Wie das Online-Portal „Dorsten Online“ berichtet, gibt es in Wulfen erhebliche Unruhe, seitdem Mitte Mai bekannt wurde, dass eine Zentrale Unterbringungseinrichtung (ZUE) im Dorf geplant ist.1 Selbst die SPD schloss sich – entgegen der sonst üblichen Agenda – jetzt wohl dem Protest an. Das geschah medienwirksam zuletzt in Gladbeck, wo die SPD-Abgeordnete Siebel die geplante ZUE in einem 4-Sterne Hotel aufgrund der schlechten ÖPNV-Anbindung zur Innenstadt Gladbecks ablehnte, da dies „menschenunwürdig“ sei.2
In einem Industriegebiet zwischen Alt-Wulfen und Wulfen-Barkenberg ist eine Wohnanlage aus mobilen Elementen mit 350 Plätzen geplant, zuzüglich 50 „Stand by-Plätzen“, die kurzfristig als „Puffer“ genutzt werden können, aber nicht dauerhaft belegt werden sollen. Die Belegung soll sich nach der jeweils aktuellen Zusammensetzung der in NRW ankommenden Asylsuchenden richten. Die Nutzungsdauer ab Inbetriebnahme beträgt nach aktuellem Planungsstand 10 Jahre.

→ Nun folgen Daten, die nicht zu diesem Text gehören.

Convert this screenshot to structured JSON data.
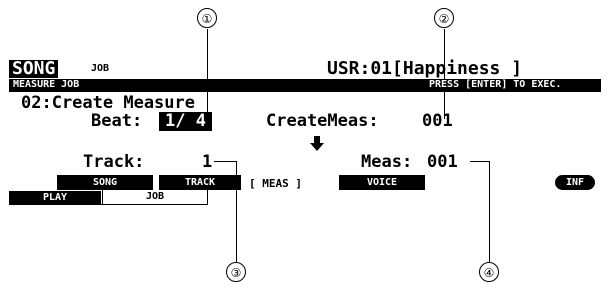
{
  "header": {
    "mode": "SONG",
    "submode": "JOB",
    "song": "USR:01[Happiness ]"
  },
  "subheader": {
    "left": "MEASURE JOB",
    "right": "PRESS [ENTER] TO EXEC."
  },
  "job": {
    "title": "02:Create Measure",
    "beat_label": "Beat:",
    "beat_value": "1/ 4",
    "create_meas_label": "CreateMeas:",
    "create_meas_value": "001",
    "track_label": "Track:",
    "track_value": "1",
    "meas_label": "Meas:",
    "meas_value": "001"
  },
  "softkeys": {
    "song": "SONG",
    "track": "TRACK",
    "meas": "[ MEAS ]",
    "voice": "VOICE",
    "inf": "INF"
  },
  "tabs": {
    "play": "PLAY",
    "job": "JOB"
  },
  "callouts": [
    "①",
    "②",
    "③",
    "④"
  ],
  "icons": {
    "arrow": "down-arrow-icon"
  }
}
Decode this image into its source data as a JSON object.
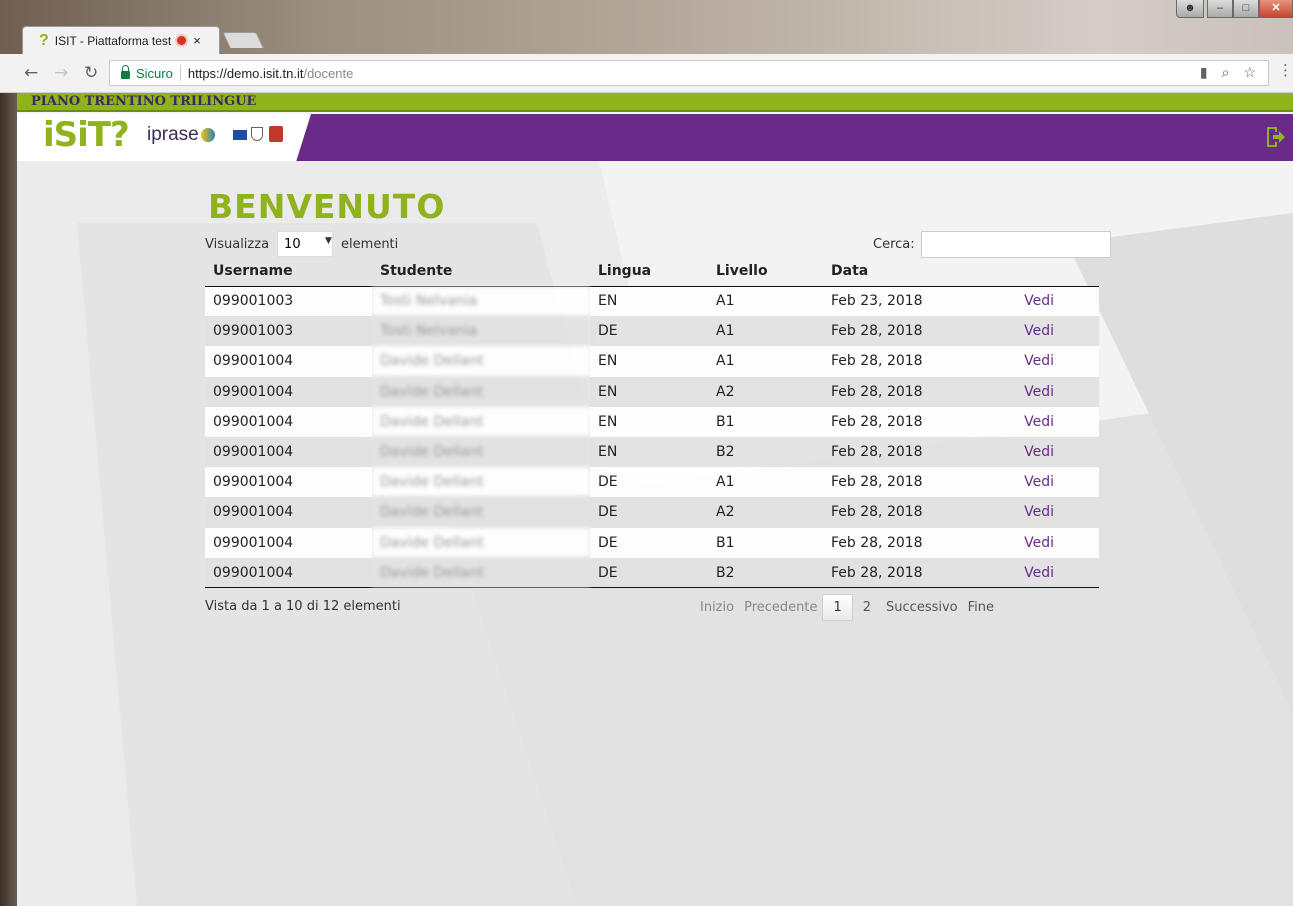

Zum Standort heißt es: „Die Zentrale Unterbringungs-Einrichtung (ZUE) soll errichtet werden auf Flurstück 352 zwischen Hessenweg und Frankenstraße unmittelbar angrenzend an das Gewerbegebiet ‚Dimker Heide‘. Ein Teil des 15 000 Quadratmeter großen Grundstücks ist im Flächennutzungsplan (FNP) bereits als Erweiterungsfläche für Gewerbe sowie für den Bau des Dorstener Damm vorgemerkt und damit bebaubar. Eine Ergänzung ist nach Baugesetzbuch möglich. Ver- und Entsorgungsleitungen sind vorhanden. Erschlossen werden kann die ZUE über die Thüringerstraße in Höhe Allemannenallee und / oder die Frankenstraße.“3
Wie bereits bei vorherigen Planungen (z. B. in Dingden oder Oeventrop) passt das Verhältnis der Einwohnerzahl (ca. 13.500 Personen) erneut nicht zur Größe der geplanten ZUE (400 Personen). Die Reaktion der Anwohner ist daher mehr als verständlich. Eine Betrachtung der Aufnahmezahlen für die Stadt Dorsten insgesamt verfängt in diesem Zusammenhang nicht, da sich der Ortsteil Wulfen weit abseits des Dorstener Stadtkerns befindet. Betroffen wären folglich nicht die Bürger Dorstens insgesamt, sondern insbesondere die direkten Anwohner in Wulfen.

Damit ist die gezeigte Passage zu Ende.